VCI zum Kabinettsbeschluss „Planungssicherstellungsgesetz“

Gute Idee mit hoch riskanter Umsetzung

Gerade in Corona-Zeiten ist die zügige Abwicklung von Genehmigungsverfahren für die Industrie extrem wichtig. Deshalb begrüßt der Verband der Chemischen Industrie (VCI) ausdrücklich, dass sich die Bundesregierung des Themas mit dem heutigen Kabinettsbeschluss zu einem Planungssicherstellungsgesetz zeitnah annimmt.
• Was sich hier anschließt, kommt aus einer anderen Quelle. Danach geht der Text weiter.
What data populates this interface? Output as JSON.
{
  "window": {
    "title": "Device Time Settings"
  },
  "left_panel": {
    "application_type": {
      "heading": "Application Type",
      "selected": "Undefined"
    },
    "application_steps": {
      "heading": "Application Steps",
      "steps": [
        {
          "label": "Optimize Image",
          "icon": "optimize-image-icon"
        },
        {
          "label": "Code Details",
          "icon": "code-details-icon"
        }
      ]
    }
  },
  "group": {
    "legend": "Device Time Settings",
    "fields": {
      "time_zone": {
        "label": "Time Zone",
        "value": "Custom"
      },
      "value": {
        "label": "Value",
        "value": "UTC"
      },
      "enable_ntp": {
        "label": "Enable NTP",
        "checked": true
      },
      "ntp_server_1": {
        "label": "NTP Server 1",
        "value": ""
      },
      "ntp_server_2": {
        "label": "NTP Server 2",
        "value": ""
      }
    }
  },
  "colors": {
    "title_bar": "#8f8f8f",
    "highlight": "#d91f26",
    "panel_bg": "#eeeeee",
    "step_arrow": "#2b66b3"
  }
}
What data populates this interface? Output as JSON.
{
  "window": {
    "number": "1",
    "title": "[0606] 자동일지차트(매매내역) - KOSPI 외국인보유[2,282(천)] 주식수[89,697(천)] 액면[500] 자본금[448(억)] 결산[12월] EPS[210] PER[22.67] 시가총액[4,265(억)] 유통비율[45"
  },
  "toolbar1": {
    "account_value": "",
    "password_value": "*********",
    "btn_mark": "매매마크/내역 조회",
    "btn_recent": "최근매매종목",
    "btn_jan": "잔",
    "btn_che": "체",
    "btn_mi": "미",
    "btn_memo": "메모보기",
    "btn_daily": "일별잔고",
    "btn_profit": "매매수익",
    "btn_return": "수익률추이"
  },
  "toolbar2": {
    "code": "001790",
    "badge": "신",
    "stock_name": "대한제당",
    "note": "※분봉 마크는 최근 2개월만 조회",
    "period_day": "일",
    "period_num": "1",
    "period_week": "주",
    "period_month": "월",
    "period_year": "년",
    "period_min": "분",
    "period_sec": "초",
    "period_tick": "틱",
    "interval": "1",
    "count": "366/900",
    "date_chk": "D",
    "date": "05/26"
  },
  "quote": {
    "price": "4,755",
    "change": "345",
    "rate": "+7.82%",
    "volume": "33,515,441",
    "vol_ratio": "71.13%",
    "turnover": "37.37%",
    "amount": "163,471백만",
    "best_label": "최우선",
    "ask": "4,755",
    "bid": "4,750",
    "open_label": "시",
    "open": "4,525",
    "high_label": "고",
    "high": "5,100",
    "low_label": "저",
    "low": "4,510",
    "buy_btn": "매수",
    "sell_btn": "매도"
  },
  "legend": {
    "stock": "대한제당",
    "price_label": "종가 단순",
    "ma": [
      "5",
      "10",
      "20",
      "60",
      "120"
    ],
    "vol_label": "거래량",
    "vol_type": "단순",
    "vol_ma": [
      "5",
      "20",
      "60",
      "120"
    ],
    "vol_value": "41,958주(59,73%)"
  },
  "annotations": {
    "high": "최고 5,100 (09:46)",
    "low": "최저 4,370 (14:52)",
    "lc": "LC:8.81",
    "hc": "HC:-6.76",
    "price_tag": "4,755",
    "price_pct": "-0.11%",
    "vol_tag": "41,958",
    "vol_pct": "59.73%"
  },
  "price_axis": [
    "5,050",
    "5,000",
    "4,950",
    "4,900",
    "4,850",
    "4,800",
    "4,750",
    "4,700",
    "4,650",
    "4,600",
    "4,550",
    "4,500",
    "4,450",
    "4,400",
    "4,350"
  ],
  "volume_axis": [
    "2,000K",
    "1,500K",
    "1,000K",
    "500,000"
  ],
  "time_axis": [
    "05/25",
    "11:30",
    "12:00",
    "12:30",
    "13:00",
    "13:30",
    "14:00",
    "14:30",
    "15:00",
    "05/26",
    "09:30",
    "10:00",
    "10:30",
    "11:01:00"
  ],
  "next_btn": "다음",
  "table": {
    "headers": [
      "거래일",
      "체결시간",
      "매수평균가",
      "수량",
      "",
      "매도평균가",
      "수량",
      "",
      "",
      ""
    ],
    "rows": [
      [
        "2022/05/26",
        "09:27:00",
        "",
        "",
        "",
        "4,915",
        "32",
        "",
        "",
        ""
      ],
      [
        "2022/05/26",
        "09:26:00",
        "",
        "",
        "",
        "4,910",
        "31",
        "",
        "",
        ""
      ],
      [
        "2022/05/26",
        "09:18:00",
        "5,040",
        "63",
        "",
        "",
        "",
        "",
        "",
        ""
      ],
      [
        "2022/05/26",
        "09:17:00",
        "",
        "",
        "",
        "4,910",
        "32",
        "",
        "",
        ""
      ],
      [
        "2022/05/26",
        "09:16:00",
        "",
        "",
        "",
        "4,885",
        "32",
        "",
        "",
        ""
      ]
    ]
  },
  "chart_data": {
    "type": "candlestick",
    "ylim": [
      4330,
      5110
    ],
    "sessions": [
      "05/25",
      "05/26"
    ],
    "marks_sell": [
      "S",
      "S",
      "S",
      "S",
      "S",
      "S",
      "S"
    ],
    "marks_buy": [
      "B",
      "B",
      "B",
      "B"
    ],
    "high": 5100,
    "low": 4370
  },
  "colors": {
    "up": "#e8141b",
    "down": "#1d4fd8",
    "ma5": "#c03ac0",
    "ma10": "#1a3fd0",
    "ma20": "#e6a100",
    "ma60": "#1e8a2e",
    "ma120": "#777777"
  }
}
Die Bundesregierung möchte sich der zügigen Abwicklung von Genehmigungsverfahren mit einem Kabinettsbeschluss annehmen. - Foto: © Deutscher Bundestag/Achim Melde
Die Bundesregierung möchte sich der zügigen Abwicklung von Genehmigungsverfahren mit einem Kabinettsbeschluss annehmen. - Foto: © Deutscher Bundestag/Achim Melde

Allerdings sieht VCI-Hauptgeschäftsführer Wolfgang Große Entrup erhebliche Mängel: „Das Thema ist hoch relevant, der gewählte digitale Ansatz richtig, aber die Umsetzung gefährlich. Angesichts der Tragweite des Vorhabens und unserer konstruktiven Vorschläge im Rahmen der Anhörung bleibt das Vorgehen des Bundesumweltministeriums für uns völlig unverständlich und nicht akzeptabel.“

Besorgt ist die chemisch-pharmazeutische Industrie vor allem wegen der Online-Beteiligungsverfahren. Große Entrup: „Antragsunterlagen sind gespickt mit firmen-spezifischem Know-how und Betriebsgeheimnissen. Wenn die prüfenden Behörden sämtliche eingereichten Dokumente ausnahmslos ins Internet stellen, wäre das eine sehr fragwürdige Form internationaler Wirtschaftshilfe.“

Hintergrund für diese Ablehnung durch den VCI ist, dass zwischen Behörden und Industrie kein Konsens herrscht, welche Unterlagen als Betriebs- und Geschäftsgeheimnis anerkannt werden. Dies führt bereits heute zu Verzögerungen bei bestehenden Verfahren, gibt der Chemieverband zu bedenken. Der jetzt geplante Umfang der Veröffentlichung widerspreche außerdem der Intention des Gesetzgebers, ihn auf die jeweils betroffene Öffentlichkeit zu begrenzen, kritisiert Große Entrup. „Uns ist schleierhaft, wie die Behörden den Zugang lediglich auf die betroffene Öffentlichkeit einschränken wollen.“ Ein weltweit unkontrollierter Zugang zu den Antragsunterlagen würde firmeneigenes Know-how frei verfügbar machen und zudem Sicherheitsrisiken, beispielsweise durch Sabotageangriffe, auslösen.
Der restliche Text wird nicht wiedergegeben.